The training set consists of 28,709 examples. The public test set used for the leaderboard consists of 3589 examples. The final test set consists of another 3589 examples. (Goodfellow et al. 2013)
The model was chosen taking inspiration from the work of (Vulpe-Grigoraşi and Grigore 2021), in this paper they used Random Search Algorithms which are an automated method capable of generating models with various architectures and different configurations of hyperparameters from a discrete space of possible solutions that can be applied in the imposed problem. They selected a single model out of 500 which provided an accuracy of 69.96% on the validation data after 750 epochs. As we are unable (both because of hardare and because of time) of reaching such a running time the network was slightly tweaked. For example the last Softmax layer was removed as not useful for the type of loss used (Stevens, Antiga, and Viehmann 2020) and because it degratated performance.
Several transformation were tried (mirroring, shifting, cropping) also for addressing the unbalance in the data however at the end the following were chosen:
RandomHorizontalFlip;
Normalize.
This refers to the training set, in addition to that we normalized all the data and because we used ToTensor combined with uint8 type of data we had our data automatically scaled according to (Stevens, Antiga, and Viehmann 2020).
CrossEntropyLoss was used given that we are dealing with a classification problem, because of how the loss is defined in PyTorch there was no need to Hot-Encode the labels (Stevens, Antiga, and Viehmann 2020).
SGD with momentum and SGD Nesterov were the main optimizer tried as suggested by (Khaireddin and Chen 2021) but experimentally nothing performed as well as Adam, which was the one used.

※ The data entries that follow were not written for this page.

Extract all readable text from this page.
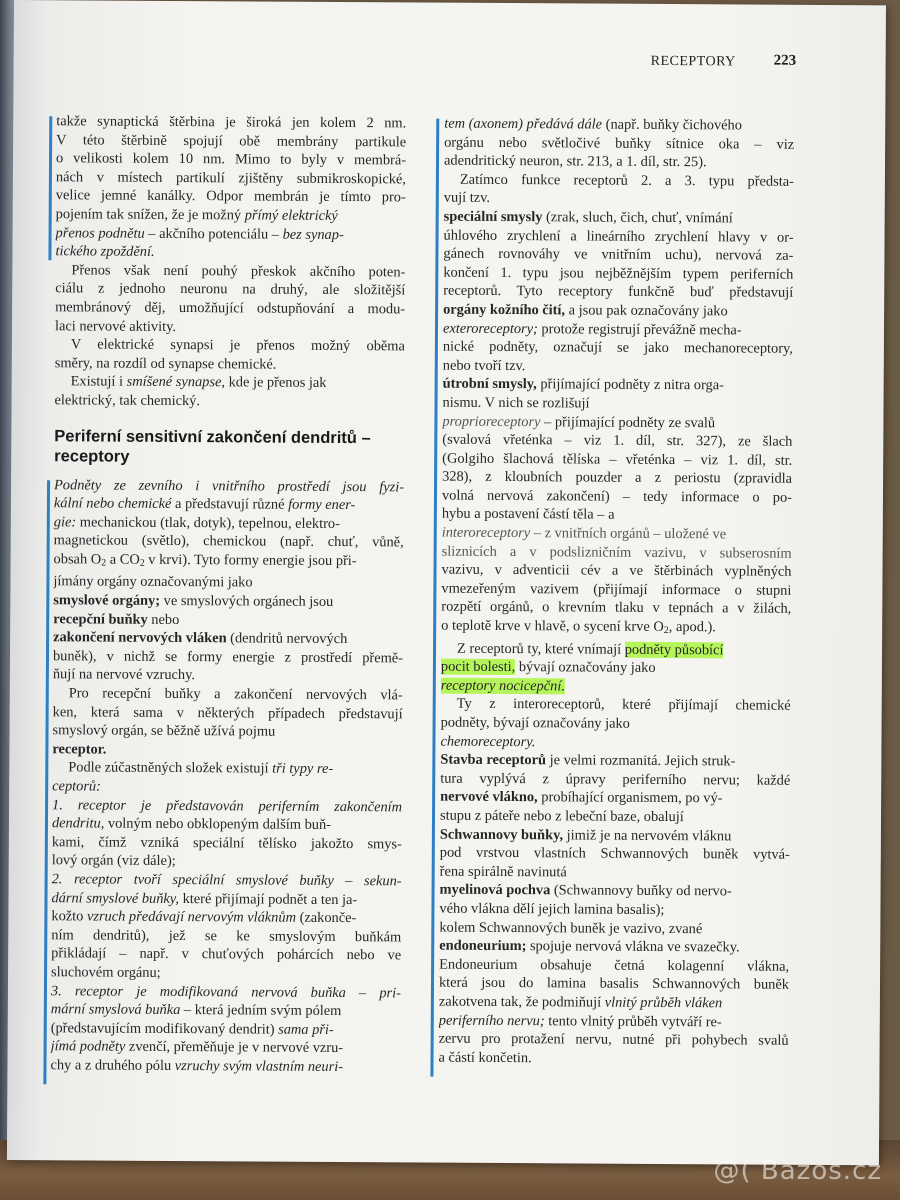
RECEPTORY	223

takže synaptická štěrbina je široká jen kolem 2 nm.
V této štěrbině spojují obě membrány partikule
o velikosti kolem 10 nm. Mimo to byly v membrá-
nách v místech partikulí zjištěny submikroskopické,
velice jemné kanálky. Odpor membrán je tímto pro-
pojením tak snížen, že je možný přímý elektrický
přenos podnětu – akčního potenciálu – bez synap-
tického zpoždění.

Přenos však není pouhý přeskok akčního poten-
ciálu z jednoho neuronu na druhý, ale složitější
membránový děj, umožňující odstupňování a modu-
laci nervové aktivity.

V elektrické synapsi je přenos možný oběma
směry, na rozdíl od synapse chemické.

Existují i smíšené synapse, kde je přenos jak
elektrický, tak chemický.

Periferní sensitivní zakončení dendritů –
receptory

Podněty ze zevního i vnitřního prostředí jsou fyzi-
kální nebo chemické a představují různé formy ener-
gie: mechanickou (tlak, dotyk), tepelnou, elektro-
magnetickou (světlo), chemickou (např. chuť, vůně,
obsah $O_2$ a $CO_2$ v krvi). Tyto formy energie jsou při-
jímány orgány označovanými jako
smyslové orgány; ve smyslových orgánech jsou
recepční buňky nebo
zakončení nervových vláken (dendritů nervových
buněk), v nichž se formy energie z prostředí přemě-
ňují na nervové vzruchy.

Pro recepční buňky a zakončení nervových vlá-
ken, která sama v některých případech představují
smyslový orgán, se běžně užívá pojmu
receptor.

Podle zúčastněných složek existují tři typy re-
ceptorů:
1. receptor je představován periferním zakončením
dendritu, volným nebo obklopeným dalším buň-
kami, čímž vzniká speciální tělísko jakožto smys-
lový orgán (viz dále);
2. receptor tvoří speciální smyslové buňky – sekun-
dární smyslové buňky, které přijímají podnět a ten ja-
kožto vzruch předávají nervovým vláknům (zakonče-
ním dendritů), jež se ke smyslovým buňkám
přikládají – např. v chuťových pohárcích nebo ve
sluchovém orgánu;
3. receptor je modifikovaná nervová buňka – pri-
mární smyslová buňka – která jedním svým pólem
(představujícím modifikovaný dendrit) sama při-
jímá podněty zvenčí, přeměňuje je v nervové vzru-
chy a z druhého pólu vzruchy svým vlastním neuri-

tem (axonem) předává dále (např. buňky čichového
orgánu nebo světločivé buňky sítnice oka – viz
adendritický neuron, str. 213, a 1. díl, str. 25).

Zatímco funkce receptorů 2. a 3. typu předsta-
vují tzv.
speciální smysly (zrak, sluch, čich, chuť, vnímání
úhlového zrychlení a lineárního zrychlení hlavy v or-
gánech rovnováhy ve vnitřním uchu), nervová za-
končení 1. typu jsou nejběžnějším typem periferních
receptorů. Tyto receptory funkčně buď představují
orgány kožního čití, a jsou pak označovány jako
exteroreceptory; protože registrují převážně mecha-
nické podněty, označují se jako mechanoreceptory,
nebo tvoří tzv.
útrobní smysly, přijímající podněty z nitra orga-
nismu. V nich se rozlišují
proprioreceptory – přijímající podněty ze svalů
(svalová vřeténka – viz 1. díl, str. 327), ze šlach
(Golgiho šlachová tělíska – vřeténka – viz 1. díl, str.
328), z kloubních pouzder a z periostu (zpravidla
volná nervová zakončení) – tedy informace o po-
hybu a postavení částí těla – a
interoreceptory – z vnitřních orgánů – uložené ve
sliznicích a v podslizničním vazivu, v subserosním
vazivu, v adventicii cév a ve štěrbinách vyplněných
vmezeřeným vazivem (přijímají informace o stupni
rozpětí orgánů, o krevním tlaku v tepnách a v žilách,
o teplotě krve v hlavě, o sycení krve $O_2$, apod.).

Z receptorů ty, které vnímají podněty působící
pocit bolesti, bývají označovány jako
receptory nocicepční.

Ty z interoreceptorů, které přijímají chemické
podněty, bývají označovány jako
chemoreceptory.

Stavba receptorů je velmi rozmanitá. Jejich struk-
tura vyplývá z úpravy periferního nervu; každé
nervové vlákno, probíhající organismem, po vý-
stupu z páteře nebo z lebeční baze, obalují
Schwannovy buňky, jimiž je na nervovém vláknu
pod vrstvou vlastních Schwannových buněk vytvá-
řena spirálně navinutá
myelinová pochva (Schwannovy buňky od nervo-
vého vlákna dělí jejich lamina basalis);
kolem Schwannových buněk je vazivo, zvané
endoneurium; spojuje nervová vlákna ve svazečky.
Endoneurium obsahuje četná kolagenní vlákna,
která jsou do lamina basalis Schwannových buněk
zakotvena tak, že podmiňují vlnitý průběh vláken
periferního nervu; tento vlnitý průběh vytváří re-
zervu pro protažení nervu, nutné při pohybech svalů
a částí končetin.

@( Bazos.cz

The learning rate used was 0.001 as almost all the papers consulted agreed on this value.
The batch size used is 128 according to (Vulpe-Grigoraşi and Grigore 2021). The maximum number of epochs that we were able to train was 20.

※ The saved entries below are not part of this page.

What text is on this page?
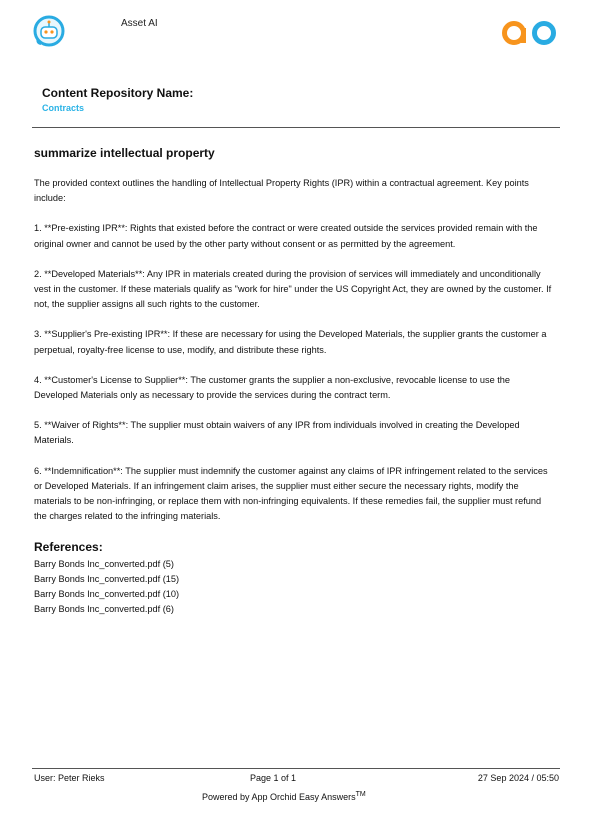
Asset AI
Content Repository Name:
Contracts
summarize intellectual property

The provided context outlines the handling of Intellectual Property Rights (IPR) within a contractual agreement. Key points include:

1. **Pre-existing IPR**: Rights that existed before the contract or were created outside the services provided remain with the original owner and cannot be used by the other party without consent or as permitted by the agreement.

2. **Developed Materials**: Any IPR in materials created during the provision of services will immediately and unconditionally vest in the customer. If these materials qualify as "work for hire" under the US Copyright Act, they are owned by the customer. If not, the supplier assigns all such rights to the customer.

3. **Supplier's Pre-existing IPR**: If these are necessary for using the Developed Materials, the supplier grants the customer a perpetual, royalty-free license to use, modify, and distribute these rights.

4. **Customer's License to Supplier**: The customer grants the supplier a non-exclusive, revocable license to use the Developed Materials only as necessary to provide the services during the contract term.

5. **Waiver of Rights**: The supplier must obtain waivers of any IPR from individuals involved in creating the Developed Materials.

6. **Indemnification**: The supplier must indemnify the customer against any claims of IPR infringement related to the services or Developed Materials. If an infringement claim arises, the supplier must either secure the necessary rights, modify the materials to be non-infringing, or replace them with non-infringing equivalents. If these remedies fail, the supplier must refund the charges related to the infringing materials.

References:
Barry Bonds Inc_converted.pdf (5)
Barry Bonds Inc_converted.pdf (15)
Barry Bonds Inc_converted.pdf (10)
Barry Bonds Inc_converted.pdf (6)
User: Peter Rieks	Page 1 of 1	27 Sep 2024 / 05:50
Powered by App Orchid Easy Answers™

At the end the following was obtained:
A loss of 0.8817 on the training set.
A loss of 0.9406 on the validation set.
An accuracy of 66.95% on the validation set.
An accuracy of 62.62% on the test set.
It goes without saying that in order to get close to the actual state of the art it is necessary to apply transfer learning techniques on already known network (e.g. VGG16) as in (Khaireddin and Chen 2021) and (Khanzada, Bai, and Celepcikay 2020).
The result obtained however are worse than (Vulpe-Grigoraşi and Grigore 2021) mostly because of the limited number of epochs1 and because of the different transformations at the beginning as for some reason the one suggested in the paper seemed to decrease the performance of the network. The last reason is that the model is somewhat different (we already stated the removal of some layer, but even stride was added and so on); those decision were made only by trying and seeing the outcome without too much, if none at all, theory or references behind.
In addition to that there seems to be a problem with weight initialization in PyTorch that might provide better performance on the dataset using other libraries.
The result are not satisfactory, unfortunately lack of time and hardware played a major role in this work as probability keep going in this direction could have provided some valid results.
Looking at figure 1 there seems to be a sign of overfitting in the last few epochs, but looking at the past epochs is reasonable to suppose that it could be something periodic.↩︎